The government’s announcement comes too late for Live Nation-owned Rhythm and Vines, after the traditional New Year’s event was postponed until Easter, and then cancelled for the first time in its 19-year-history.
“It’s a little too late for our events this summer… the heart has been ripped out of the events season,” says Rhythm and Vines co-founder Hamish Pinkham.
“It’s a little too late for our events this summer… the heart has been ripped out of the events season”
The Gisborne festival will celebrate its 20th anniversary at the end of the year instead.
Elsewhere, Auckland-based promoter Brent Eccles is pleased to hear that Covid-19 rules are set to be relaxed but felt the changes were “meaningless” at this point in the events calendar – a month into autumn.
“We don’t have any outdoor shows in winter, obviously, so that they’ve gone to one hundred per cent capacity outdoors for us right now is a bit meaningless,” said Eccles.
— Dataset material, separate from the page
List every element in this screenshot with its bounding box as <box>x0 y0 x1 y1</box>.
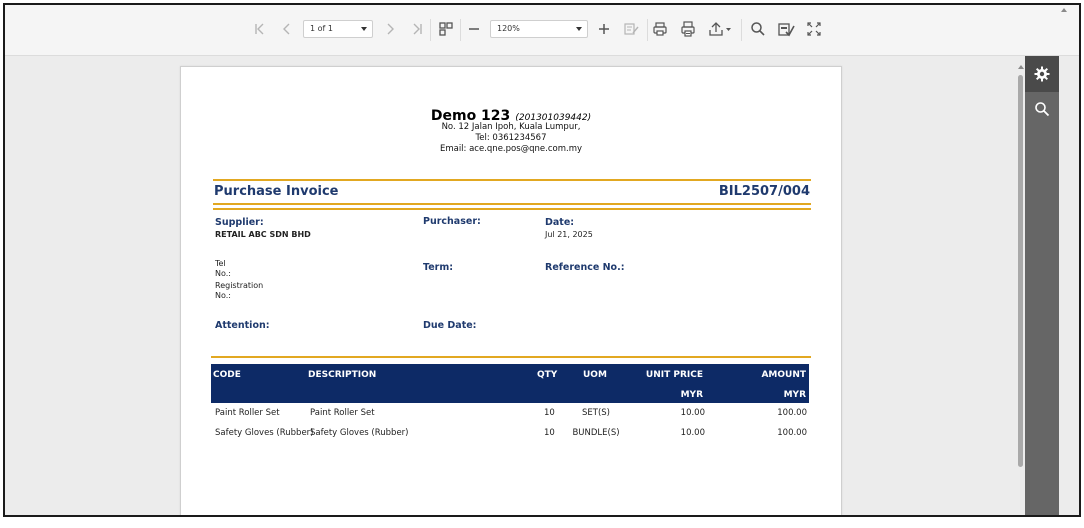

“It’s good for summer, because we have got the Foo Fighters, Ed Sheeran, and Six60 coming. So that’s good that there are no restrictions there.”
The government’s announcement comes too late for a slate of other festivals including The Other Way (Auckland), Outfields music festival (Auckland), Northern Bass (Northland) and Electric Avenue (Christchurch) – all of which have either been cancelled or postponed.